An early memory of CAARI from Nassos Papalexandrou:
I will always remember very fondly the first time I was resident at CAARI, one unforgettable night of summer 1990. I was a first-year graduate student participating in an intensive session run by Professors William A. P. Childs and Nancy Serwint at Polis tis Chrysochou (Marion/Arsinoe in antiquity). I do not remember now what exactly occasioned a collective trip to Nicosia but the first thing we did upon our arrival, all full of enthusiasm and anticipation, was pay a visit at 11 Andrea Dimitriou Street in order to witness in person the soon-to-be-home of CAARI at Nicosia.
The colonial-era building was undergoing restoration, it was therefore full of scaffolding and building materials. But this did not prevent Dr Swiny, then director, from giving us a detailed tour that stirred our imagination to envisage the exciting future of this promising abode. It was obvious that installation of plumbing was ongoing, paint was fresh on the walls, and one could detect under the protective floor covers colorful tiles, mosaic and wooden floors tinted with the wonderful lasting qualities of older times. In other words, the old mansion shone through as something special and very welcoming already before completion and occupation.
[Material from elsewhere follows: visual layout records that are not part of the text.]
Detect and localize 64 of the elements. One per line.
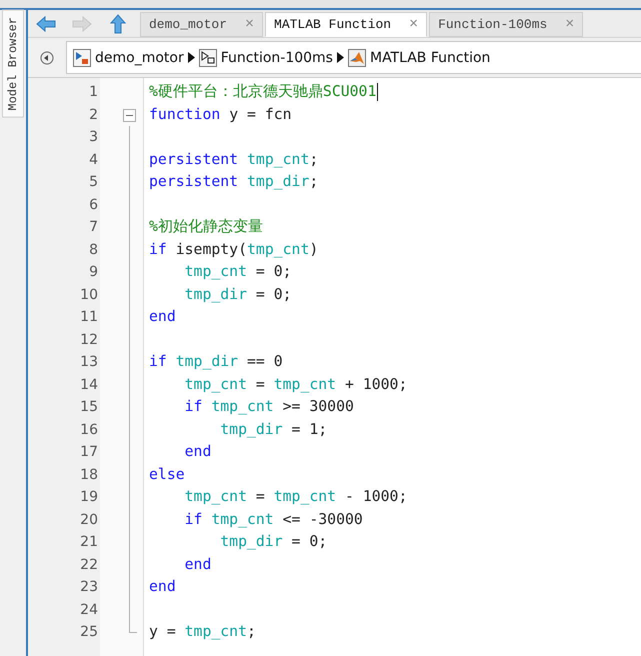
breadcrumb-item[interactable]: MATLAB Function [346,48,492,66]
back-circle-icon [40,50,54,64]
line-number: 13 [79,353,99,372]
up-arrow-icon [109,14,127,34]
line-number: 22 [79,556,99,574]
code-line: end [184,554,212,574]
subsystem-icon [198,48,217,66]
line-number: 11 [79,308,99,327]
code-line: %硬件平台：北京德天驰鼎SCU001 [149,82,376,102]
separator-triangle-icon [336,52,344,63]
code-line: %初始化静态变量 [149,217,263,237]
code-line: y = tmp_cnt; [149,622,256,642]
line-number: 12 [79,330,99,350]
line-number: 20 [79,510,99,530]
line-number: 6 [88,196,99,214]
code-line: function y = fcn [149,104,292,124]
line-number: 5 [88,173,99,192]
code-line: tmp_dir = 0; [219,532,328,552]
breadcrumb-item[interactable]: Function-100ms [196,48,335,66]
code-line: else [149,464,185,484]
line-number: 10 [79,286,99,304]
editor-tab[interactable]: MATLAB Function × [265,12,428,37]
code-line: if isempty(tmp_cnt) [149,240,318,260]
line-number: 14 [79,376,99,394]
editor-tab[interactable]: Function-100ms × [429,12,584,37]
line-number: 2 [88,106,99,124]
line-number: 8 [88,240,99,260]
back-arrow-icon [36,15,56,33]
line-number: 17 [79,443,99,462]
breadcrumb-item[interactable]: demo_motor [71,48,186,66]
line-number: 3 [88,128,99,147]
code-line: persistent tmp_cnt; [149,150,318,170]
line-number: 25 [79,623,99,642]
line-number: 19 [79,488,99,507]
code-line: persistent tmp_dir; [149,172,318,192]
model-browser-tab[interactable]: Model Browser [2,10,24,118]
code-line: tmp_cnt = 0; [184,262,292,282]
code-line: if tmp_dir == 0 [149,352,283,372]
line-number: 21 [79,533,99,552]
peak-logo-icon [348,48,366,66]
line-number: 23 [79,578,99,597]
line-number: 4 [88,150,99,170]
editor-tab[interactable]: demo_motor × [140,12,264,37]
code-line: tmp_dir = 0; [184,284,292,304]
line-number: 18 [79,466,99,484]
forward-arrow-icon [72,15,92,33]
line-number: 15 [79,398,99,417]
line-number: 16 [79,420,99,440]
line-number: 24 [79,600,99,620]
code-line: tmp_cnt = tmp_cnt + 1000; [184,374,408,394]
code-line: tmp_cnt = tmp_cnt - 1000; [184,487,408,507]
code-line: end [184,442,212,462]
code-line: if tmp_cnt <= -30000 [184,510,363,530]
code-line: tmp_dir = 1; [219,420,328,440]
line-number: 9 [88,263,99,282]
separator-triangle-icon [188,52,195,63]
line-number: 1 [88,83,99,102]
code-line: end [149,307,176,327]
fold-toggle-icon[interactable] [123,108,136,122]
code-line: end [149,577,176,597]
close-icon[interactable]: × [409,17,418,32]
line-number: 7 [88,218,99,237]
code-line: if tmp_cnt >= 30000 [184,397,354,417]
model-icon [73,48,91,66]
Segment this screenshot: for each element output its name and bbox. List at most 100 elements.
Of course there was no electricity but we, the younger ones of the group, felt so at home in this solid, yet incomplete house, that without thinking twice we immediately made the decision to camp out during the overnight stay inside it.
The attractions? Well, there was a working bathroom upstairs, there were several rooms ready to accommodate us (no dirt or dust or any “finds”), and the air-conditioning was functioning very well (aka cross-breezes in openings that had yet to be furnished with glass panes and shutters). On the other hand, we had to step out in the garden to brush our teeth and for the morning wash but we all turned out to be good sports in enduring these minor “hardships.” It was a delight for each of us to be able to unroll our sleeping bags in a private room upstairs—a reprise, to say the least, from the unavoidable collectivity of the excavations’ accommodations. At Polis my sleeping corner was in the so-called “sheep-shed,” so sleeping overnight inside the mansion had a momentary taste of “rags-to-riches.” Why not relish it then? It was also very pleasant to experience the distinctly suburban feel of the surrounding area, nicely populated with green gardens, cypresses, and little groves of mimozas—I remember well the ambient fragrance of jasmine and agioklima, which might still be there against all odds. It is regrettable that all this is gone now as Nicosia has sprawled out to engulf the mansion and the surrounding quiet suburb has morphed into an open-air commercial mall. Nevertheless, the Andrea Dimitriou CAARI building is still there preserving its classy atmosphere, and, as I had the chance to experience on several occasions ever since that early July night of 1990, it is always welcoming and replete with enduring qualities.